- O governo argentino, sob a gestão de Luis Caputo, evitou emitir nos mercados internacionais e conseguiu captar dólares a custo médio de US$ 6,7% no exterior, abaixo do que ocorreria em Wall Street.
- A operação visa pagar US$ 4,2 bilhões em 9 de julho, com financiamento próprio em parte garantido por depósitos de cerca de US$ 3,6 bilhões no Tesouro, suficientes para aproximadamente 85% da dívida.
- As fontes de recurso incluem aplicações locais em dólares, compras pelo banco central e financiamento multilateral, com até US$ 5 bilhões em empréstimos autorizados por meio do Banco Mundial e do Banco Interamericano de Desenvolvimento, com custo estimado próximo de 6%.
- A estratégia teve recepção de investidores, porém traz riscos se rendimentos do Tesouro dos EUA subirem ou se houver intensificação de conflitos, o que poderia inviabilizar a estratégia.
- Analistas apontam que, com melhora no cenário de risco e revisões de classificação de risco, há possibilidade de retorno aos mercados internacionais no curto prazo, mas o custo continua alto e depende de condições externas.
A estratégia do ministro da Economia argentino, Luis Caputo, de evitar captações em Wall Street mostrou resultados ao permitir a emissão de dólares a custo médio de 6,7%, inferior a 7%. A operação visava cumprir o pagamento de US$ 4,2 bilhões previsto para 9 de julho.
Segundo a PPI, a captação ocorreu apesar das condições de mercado ainda elevadas, que poderiam chegar a 9% ou mais se o país tivesse recorrido aos mercados globais. A decisão foi encarada com cautela por analistas, que destacam riscos caso haja volatilidade ou escalada de tensões internacionais.
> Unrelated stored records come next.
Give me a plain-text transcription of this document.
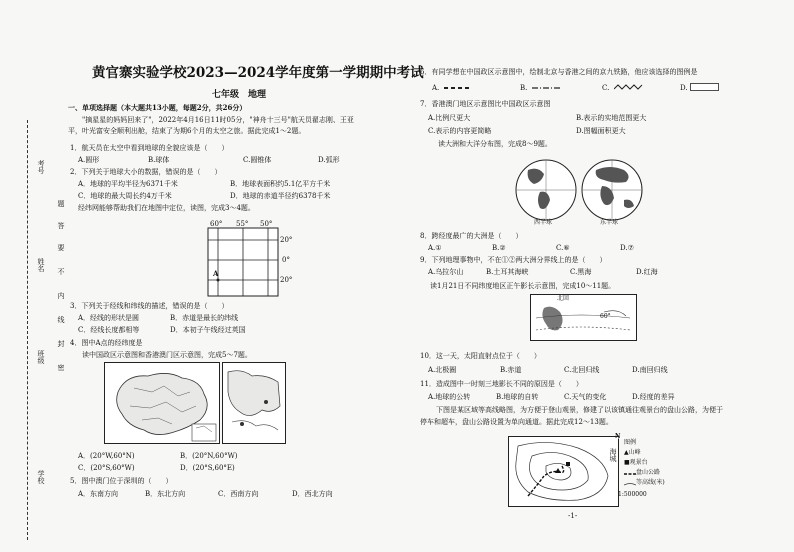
考号
姓名
班级
学校
题
答
要
不
内
线
封
密
黄官寨实验学校2023—2024学年度第一学期期中考试
七年级　地理
一、单项选择题（本大题共13小题，每题2分，共26分）
"摘星星的妈妈回来了"，2022年4月16日11时05分，"神舟十三号"航天员翟志刚、王亚
平，叶光富安全顺利出舱，结束了为期6个月的太空之旅。据此完成1～2题。
1．航天员在太空中看到地球的全貌应该是（　　）
A.圆形	B.球体	C.圆锥体	D.弧形
2．下列关于地球大小的数据，错误的是（　　）
A．地球的平均半径为6371千米	B．地球表面积约5.1亿平方千米
C．地球的最大周长约4万千米	D．地球的赤道半径约6378千米
经纬网能够帮助我们在地图中定位，读图，完成3～4题。
60° 55° 50°
20°
0°
20°
A
3．下列关于经线和纬线的描述，错误的是（　　）
A．经线的形状是圆	B．赤道是最长的纬线
C．经线长度都相等	D．本初子午线经过英国
4．图中A点的经纬度是
读中国政区示意图和香港澳门区示意图，完成5～7题。
A．(20°W,60°N)	B．(20°N,60°W)
C．(20°S,60°W)	D．(20°S,60°E)
5．图中澳门位于深圳的（　　）
A．东南方向	B．东北方向	C．西南方向	D．西北方向
6．有同学想在中国政区示意图中，绘制北京与香港之间的京九铁路，他应该选择的图例是
A.	B.	C.	D.
7．香港澳门地区示意图比中国政区示意图
A.比例尺更大	B.表示的实地范围更大
C.表示的内容更简略	D.图幅面积更大
读大洲和大洋分布图，完成8～9题。
西半球	东半球
8．跨经度最广的大洲是（　　）
A.①	B.②	C.⑥	D.⑦
9．下列地理事物中，不在①②两大洲分界线上的是（　　）
A.乌拉尔山	B.土耳其海峡	C.黑海	D.红海
读1月21日不同纬度地区正午影长示意图，完成10～11题。
北回
60°
10．这一天，太阳直射点位于（　　）
A.北极圈	B.赤道	C.北回归线	D.南回归线
11．造成图中一时刻三地影长不同的原因是（　　）
A.地球的公转	B.地球的自转	C.天气的变化	D.经度的差异
下图是某区域等高线略图，为方便于登山观景，修建了以该镇通往观景台的盘山公路，为便于
停车和超车，盘山公路设置为单向通道。据此完成12～13题。
N
海城
图例
▲山峰
■观景台
盘山公路
等高线(米)
1:500000
-1-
A estratégia buscou alternativas de financiamento, incluindo aplicações locais em dólares, aquisições pelo banco central e apoio de instituições multilaterais. O governo já possuía cerca de US$ 3,6 bilhões em depósitos no Tesouro em dólares, suficientes para cerca de 85% da dívida coberta, segundo dados do banco central.
Desdobramentos indicam que o manejo criou espaço para evitar dependência imediata de Wall Street, mantendo a possibilidade de emissão externa caso as condições externas se mantenham favoráveis. O custo de financiamento de títulos locais permaneceu alto, com taxas fixas próximas a 20% ao ano em pesos.
Apoio multilateral e cenário externo
Em decreto recente, a Argentina autorizou obtenção de até US$ 5 bilhões em empréstimos por meio de operações apoiadas por o Banco Mundial e o BID, com custo estimado perto de 6%, segundo Caputo.
Analistas apontam que as condições de rating melhoraram desde maio e junho, o que reduziu o risco-país para cerca de 430 pontos-base. Essa mudança aumenta a atratividade de emissões internacionais, ainda que os custos permaneçam elevados.
Especialistas ressaltam que o sucesso desta estratégia pode depender da continuidade da recuperação econômica e da evolução da popularidade de Milei. Alguns veem espaço para novas emissões entre US$ 5 bilhões e US$ 8 bilhões, se favorecidas as condições externas.
O governo não cogita, no momento, uma pressa para refinanciar vencimentos de 2026, mantendo prudência sobre os próximos passos. Investidores observam uma possível janela de oportunidade no início do próximo ano, sujeita à conjuntura externa.